Cette récurrence révèle selon lui "un élan conservateur qui n'a jamais réellement disparu", une force souterraine mais persistante qui refait surface dès qu'un intellectuel ose questionner les narratifs établis.
La peur comme arme de contrôle
Le mécanisme principal de cet élan conservateur repose sur l'instrumentalisation de la peur. Elgas démonte cette stratégie : "La peur serait légitime. On peut avoir peur, mais la peur ne peut pas être la tétanie. La peur ne peut pas être l'anesthésie. La peur ne peut pas être l'argument de l'empêchement du débat."
Pour lui, cet argument sécuritaire brandit systématiquement est "totalement irrecevable". Il masque en réalité la volonté de ces élites de préserver un ordre intellectuel qui leur convient, quitte à sacrifier la liberté de recherche et d'expression.
Cet élan conservateur trouve un terreau favorable dans un paysage médiatique peu enclin à la confrontation. Elgas pointe du doigt la complaisance du journalisme local : "Quand on regarde les interviews des présidents de la République ici au Sénégal, on a l'impression que c'est une cour face à un roi. Même les relances sont timides, interdites."
Cette docilité médiatique facilite le travail des forces conservatrices qui préfèrent "l'hystérie collective" à l'analyse posée. L'intellectuel salue d'ailleurs l'émission "39 minutes" qui avait osé recevoir Séverine Awenengo Dalberto : "C'est le contraire de ce que l'on dit. C'est-à-dire ne pas suivre l'hystérie collective, prendre un livre, le lire, le comprendre."

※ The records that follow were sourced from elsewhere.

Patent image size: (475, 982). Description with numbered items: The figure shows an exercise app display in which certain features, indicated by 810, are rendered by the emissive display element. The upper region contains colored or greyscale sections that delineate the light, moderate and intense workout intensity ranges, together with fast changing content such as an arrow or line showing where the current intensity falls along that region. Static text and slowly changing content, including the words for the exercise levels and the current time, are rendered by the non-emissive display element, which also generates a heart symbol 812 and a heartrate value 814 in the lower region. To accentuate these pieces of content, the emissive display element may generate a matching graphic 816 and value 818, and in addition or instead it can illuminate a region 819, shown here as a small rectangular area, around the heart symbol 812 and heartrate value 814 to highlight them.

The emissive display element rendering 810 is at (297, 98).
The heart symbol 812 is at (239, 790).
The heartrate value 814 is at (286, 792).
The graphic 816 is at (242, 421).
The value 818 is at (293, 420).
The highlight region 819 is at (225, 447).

Résistance et contre-offensive intellectuelle
Face à cette offensive conservatrice, Elgas prône la résistance organisée. "Il faut qu'il y ait des leaders d'opinion beaucoup plus charismatiques et puis des directeurs courageux", plaide-t-il, appelant à "une dose de courage, de rébellion" pour briser les codes établis.
L'intellectuel assume pleinement son rôle de "déconstruction" des mythes, notamment à travers sa collection éditoriale où il publie des textes "piquants". "Je ne suis pas obligé d'être d'accord avec mes auteurs (...) mais je les soutiens dans cette entreprise de déconstruction de beaucoup de mythes."

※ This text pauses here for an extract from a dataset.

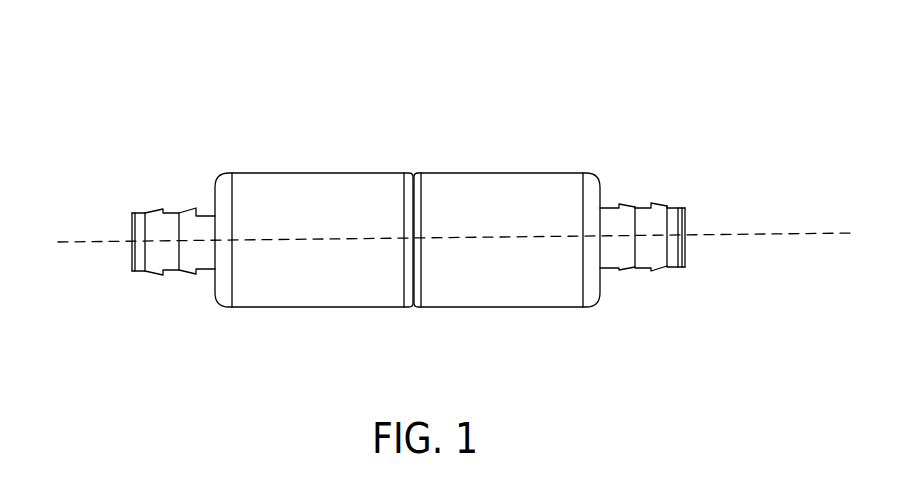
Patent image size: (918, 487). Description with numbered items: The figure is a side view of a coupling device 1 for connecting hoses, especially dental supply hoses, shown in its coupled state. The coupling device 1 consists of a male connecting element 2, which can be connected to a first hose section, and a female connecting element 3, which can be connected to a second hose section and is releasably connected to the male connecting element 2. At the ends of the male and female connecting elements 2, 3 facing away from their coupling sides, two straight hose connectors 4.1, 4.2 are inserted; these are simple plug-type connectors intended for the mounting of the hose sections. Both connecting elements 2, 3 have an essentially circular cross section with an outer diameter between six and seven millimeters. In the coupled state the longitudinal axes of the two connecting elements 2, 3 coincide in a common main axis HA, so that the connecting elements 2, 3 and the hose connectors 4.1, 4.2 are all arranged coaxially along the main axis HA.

"Cette question de la frontalité du débat, elle est essentielle", martèle l'auteur de "Un Dieu et des moeurs", estimant qu'on ne peut plus "faire l'économie de répondre factuellement, frontalement" dans une période où les enjeux intellectuels sont cruciaux.
Son appel est sans ambiguïté : "L'acte de production ne peut pas subir des intimidations et doit rester libre. C'est ça le maître mot." Une liberté qu'il considère comme menacée par cet élan conservateur qui, selon lui, gangrène progressivement l'espace intellectuel sénégalais.